Using Permissions Boundaries can enforce that the Vault Installer can only give IAM roles the
GetSecretValue policy. It will also create the secrets and push them to ASM.
It will create the roles, policies and secrets with a specific path prefix (given in values.yaml)
to separate Vault’s IAM resources from the rest of a client’s IAM resources in their AWS
account. For example, you could find the IAM role 'vault-account' at 'tm_iam_prefix/vaultaccount_
A concrete example of an access policy for Vault applications is as follows (where you
would supply the values for ‘Region’, 'AccountId', 'tm_iam_prefix' and 'secret_prefix' in
values.yaml).
{
"Version": "2012-10-17",
"Statement": {
"Effect": "Allow",
"Action": "secretsmanager:GetSecretValue",
"Resource": [
"arn:aws:secretsmanager:Region:AccountId:secret:tm_iam_prefix/secret_prefix/vault-account"
]
}
}
The policies for each role would give access to only the secrets within ‘tm_iam_prefix/
secret_prefix/’ that it requires to function.

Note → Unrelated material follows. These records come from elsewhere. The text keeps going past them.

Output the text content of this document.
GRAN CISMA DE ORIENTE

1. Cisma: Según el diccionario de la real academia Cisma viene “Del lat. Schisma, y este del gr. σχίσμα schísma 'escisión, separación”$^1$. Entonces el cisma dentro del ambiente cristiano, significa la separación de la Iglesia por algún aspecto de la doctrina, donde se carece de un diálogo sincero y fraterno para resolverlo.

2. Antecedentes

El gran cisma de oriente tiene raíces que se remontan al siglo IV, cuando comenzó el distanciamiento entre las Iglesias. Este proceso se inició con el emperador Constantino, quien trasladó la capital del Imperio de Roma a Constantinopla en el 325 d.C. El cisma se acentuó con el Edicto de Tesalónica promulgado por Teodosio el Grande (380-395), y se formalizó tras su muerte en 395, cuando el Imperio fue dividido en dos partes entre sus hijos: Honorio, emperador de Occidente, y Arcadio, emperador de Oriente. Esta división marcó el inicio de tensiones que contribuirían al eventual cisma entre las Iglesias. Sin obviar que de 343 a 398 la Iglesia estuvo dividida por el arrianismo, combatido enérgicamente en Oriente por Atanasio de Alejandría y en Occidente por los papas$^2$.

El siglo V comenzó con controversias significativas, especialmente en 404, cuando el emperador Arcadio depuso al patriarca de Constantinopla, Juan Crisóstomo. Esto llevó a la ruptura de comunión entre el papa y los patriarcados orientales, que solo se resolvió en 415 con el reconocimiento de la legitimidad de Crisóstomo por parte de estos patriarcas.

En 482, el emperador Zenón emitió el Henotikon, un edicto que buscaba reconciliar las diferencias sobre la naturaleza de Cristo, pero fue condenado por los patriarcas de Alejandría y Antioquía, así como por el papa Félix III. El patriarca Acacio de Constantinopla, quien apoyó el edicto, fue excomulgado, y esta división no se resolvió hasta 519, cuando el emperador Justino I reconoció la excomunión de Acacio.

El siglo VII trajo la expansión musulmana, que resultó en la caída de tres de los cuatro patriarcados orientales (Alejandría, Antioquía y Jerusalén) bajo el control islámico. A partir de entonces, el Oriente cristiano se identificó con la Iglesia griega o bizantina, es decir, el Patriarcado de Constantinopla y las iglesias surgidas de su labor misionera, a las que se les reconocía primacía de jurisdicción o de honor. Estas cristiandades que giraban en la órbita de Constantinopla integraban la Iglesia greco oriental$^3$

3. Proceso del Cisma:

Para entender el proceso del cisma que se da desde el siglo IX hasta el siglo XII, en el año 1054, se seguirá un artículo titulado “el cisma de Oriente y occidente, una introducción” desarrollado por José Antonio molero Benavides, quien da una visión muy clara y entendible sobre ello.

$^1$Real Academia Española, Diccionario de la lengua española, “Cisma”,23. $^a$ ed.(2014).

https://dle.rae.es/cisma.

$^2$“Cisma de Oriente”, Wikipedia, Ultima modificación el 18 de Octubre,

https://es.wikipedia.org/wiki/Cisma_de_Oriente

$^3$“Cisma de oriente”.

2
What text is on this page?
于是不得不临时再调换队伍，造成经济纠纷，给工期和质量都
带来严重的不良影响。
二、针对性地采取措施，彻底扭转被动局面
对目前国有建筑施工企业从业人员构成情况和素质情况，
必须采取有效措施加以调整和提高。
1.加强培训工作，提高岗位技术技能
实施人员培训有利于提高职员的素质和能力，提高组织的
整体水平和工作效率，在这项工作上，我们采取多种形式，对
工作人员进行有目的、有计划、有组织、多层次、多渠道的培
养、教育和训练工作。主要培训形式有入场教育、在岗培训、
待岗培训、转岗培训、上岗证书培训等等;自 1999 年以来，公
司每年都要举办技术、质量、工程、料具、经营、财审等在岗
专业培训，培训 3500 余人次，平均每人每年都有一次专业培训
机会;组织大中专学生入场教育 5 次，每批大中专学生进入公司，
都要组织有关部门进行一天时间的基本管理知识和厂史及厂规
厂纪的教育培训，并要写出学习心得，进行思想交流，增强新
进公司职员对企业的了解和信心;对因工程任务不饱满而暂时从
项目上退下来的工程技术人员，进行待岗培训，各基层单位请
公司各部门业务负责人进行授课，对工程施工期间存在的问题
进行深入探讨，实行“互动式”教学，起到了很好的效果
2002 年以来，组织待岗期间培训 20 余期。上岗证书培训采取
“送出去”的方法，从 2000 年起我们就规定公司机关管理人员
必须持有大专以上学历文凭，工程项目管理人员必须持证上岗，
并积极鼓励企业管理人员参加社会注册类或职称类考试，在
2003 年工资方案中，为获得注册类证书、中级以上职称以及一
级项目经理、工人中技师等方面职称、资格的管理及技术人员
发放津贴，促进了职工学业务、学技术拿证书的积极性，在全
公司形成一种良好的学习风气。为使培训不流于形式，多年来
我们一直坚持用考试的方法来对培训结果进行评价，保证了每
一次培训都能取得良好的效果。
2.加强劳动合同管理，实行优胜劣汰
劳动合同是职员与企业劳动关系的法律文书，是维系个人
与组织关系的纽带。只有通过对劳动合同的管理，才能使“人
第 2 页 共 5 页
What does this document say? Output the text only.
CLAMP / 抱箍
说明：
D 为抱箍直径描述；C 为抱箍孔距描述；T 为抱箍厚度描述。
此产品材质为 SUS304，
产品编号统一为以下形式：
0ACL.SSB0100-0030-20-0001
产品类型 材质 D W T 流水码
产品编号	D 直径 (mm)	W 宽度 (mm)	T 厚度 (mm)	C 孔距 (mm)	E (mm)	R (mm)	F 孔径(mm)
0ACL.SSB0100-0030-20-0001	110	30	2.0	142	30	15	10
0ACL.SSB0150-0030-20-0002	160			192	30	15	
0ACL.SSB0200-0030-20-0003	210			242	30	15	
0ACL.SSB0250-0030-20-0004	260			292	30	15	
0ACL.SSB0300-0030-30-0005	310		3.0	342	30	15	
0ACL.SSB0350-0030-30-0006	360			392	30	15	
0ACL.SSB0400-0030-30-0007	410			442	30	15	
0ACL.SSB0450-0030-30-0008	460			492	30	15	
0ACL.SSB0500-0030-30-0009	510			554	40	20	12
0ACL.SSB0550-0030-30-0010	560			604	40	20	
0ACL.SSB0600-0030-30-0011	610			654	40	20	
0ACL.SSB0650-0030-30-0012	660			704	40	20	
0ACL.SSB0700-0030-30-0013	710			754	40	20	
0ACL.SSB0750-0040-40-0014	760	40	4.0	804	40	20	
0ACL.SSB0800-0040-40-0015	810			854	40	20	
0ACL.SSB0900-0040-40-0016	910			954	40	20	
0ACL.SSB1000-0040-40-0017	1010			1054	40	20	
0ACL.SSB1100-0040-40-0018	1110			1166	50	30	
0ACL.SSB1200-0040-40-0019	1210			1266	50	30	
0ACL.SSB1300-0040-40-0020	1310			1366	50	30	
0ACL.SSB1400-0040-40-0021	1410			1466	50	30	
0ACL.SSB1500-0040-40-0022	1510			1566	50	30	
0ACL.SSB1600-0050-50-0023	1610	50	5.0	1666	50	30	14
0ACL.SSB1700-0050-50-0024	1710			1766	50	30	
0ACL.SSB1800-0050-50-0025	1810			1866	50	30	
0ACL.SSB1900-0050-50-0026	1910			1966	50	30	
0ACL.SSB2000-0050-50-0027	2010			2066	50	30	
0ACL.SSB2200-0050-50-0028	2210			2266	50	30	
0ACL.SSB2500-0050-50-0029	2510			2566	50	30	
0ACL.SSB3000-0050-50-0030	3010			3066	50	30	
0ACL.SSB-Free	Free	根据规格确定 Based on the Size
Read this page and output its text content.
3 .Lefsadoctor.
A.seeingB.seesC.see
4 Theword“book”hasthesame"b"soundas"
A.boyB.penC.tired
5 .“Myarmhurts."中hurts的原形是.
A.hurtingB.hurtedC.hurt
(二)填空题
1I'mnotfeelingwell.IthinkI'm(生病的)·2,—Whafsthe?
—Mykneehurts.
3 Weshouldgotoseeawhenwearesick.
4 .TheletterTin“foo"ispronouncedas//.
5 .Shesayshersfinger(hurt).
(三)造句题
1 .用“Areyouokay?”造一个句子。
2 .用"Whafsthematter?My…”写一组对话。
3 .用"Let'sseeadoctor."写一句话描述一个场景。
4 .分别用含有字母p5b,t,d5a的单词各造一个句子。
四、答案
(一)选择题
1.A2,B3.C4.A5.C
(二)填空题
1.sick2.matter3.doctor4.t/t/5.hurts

Having both a ‘tm_iam_prefix’ and a ‘secret_prefix’ allows for more than one Vault instance
to use the same ASM instance, by having a unique ‘secret_prefix’ value per Vault instance.
We suggest setting the tm_iam_prefix to something similar to ‘tm-prefix/$cluster_name’
and secret_prefix to something similar to ‘$namespace’, as this gives isolation across different
Vault instances in different clusters.
Vault installation will also deploy the SecretProviderClass CRs that the CSI secret driver will
use to find which secrets it needs to fetch from ASM for each pod.